Bottom Line: Dragonfall is the rare tactical RPG where the writing hits as hard as the shotguns. A decade on, it remains the sharpest cyberpunk story you can play, dragged down only slightly by combat animations that never quite caught up to its ambitions.
The Writing Is the Engine
Let me be blunt about where Dragonfall's value lives. You could strip out every combat encounter and this would still be one of the best-written games of its generation. The prose is mature in the actual sense of the word — not edgy, not grimdark for its own sake, but adult. It assumes you can hold ambiguity in your head.
Your home base, the Kreuzbasar, is a neighborhood you come to feel responsible for. Your crew isn't a set of stat-blocks with quips attached. Glory, a former combat-adept nun with chrome where her face used to be, and Eiger, a disciplined ex-military sniper who distrusts you on principle, are written with the kind of restraint that makes their eventual trust land like something earned. The central antagonist's motivation is genuinely disturbing, and the game refuses to hand you a clean moral exit. Decisions carry weight because the writing has convinced you the world is real before it ever asks you to choose.
The Gameplay Loop
The rhythm is classic and satisfying: return to the Kreuzbasar hub, gear up at the local vendors, take a job from your fixer, run the mission, come home changed. Between runs you talk — a lot — and those conversations are where character builds pay off. High Charisma or specialized etiquette skills (Corporate, Street, Academic) unlock dialogue routes that can defuse a boss fight entirely.
Combat is where the game's reach slightly exceeds its grasp. The AP system is clean: each character gets action points to move and act, cover reduces incoming fire, and flanking punishes anyone caught in the open. It's XCOM-adjacent but more forgiving, and encounters are hand-designed rather than procedural, so each one reads like a puzzle with a specific solution. The Matrix layer is the standout mechanic — your Decker can vanish into cyberspace to disable cameras and turrets while bullets fly in the real world, forcing you to split attention across two battlefields on separate clocks. When it clicks, nothing else in the genre feels quite like it.

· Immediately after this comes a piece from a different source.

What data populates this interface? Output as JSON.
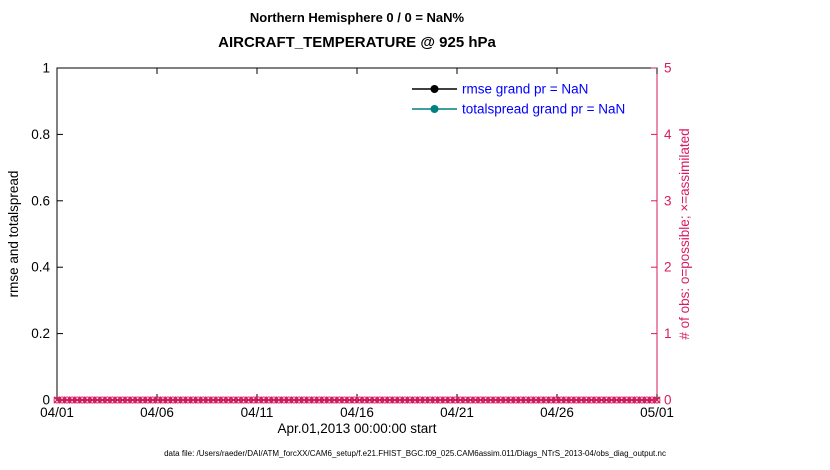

The friction: the AI is competent but not cunning, and by the back half a well-built party can steamroll fights that should feel desperate. This is a combat system in service of a story, not the other way around — and if you came for tactical depth on the level of XCOM 2, you'll notice the ceiling.
Build Freedom That Actually Matters
The classless Karma system is the connective tissue between story and mechanics. Because nothing is locked, your build becomes a lens on the world. A face-focused character experiences a different game than a cyberware-stacked samurai — different dialogue, different mission approaches, different failures. That's not a cosmetic difference. It's replay value baked into the design, and it's why people finish Dragonfall and immediately start again as someone new.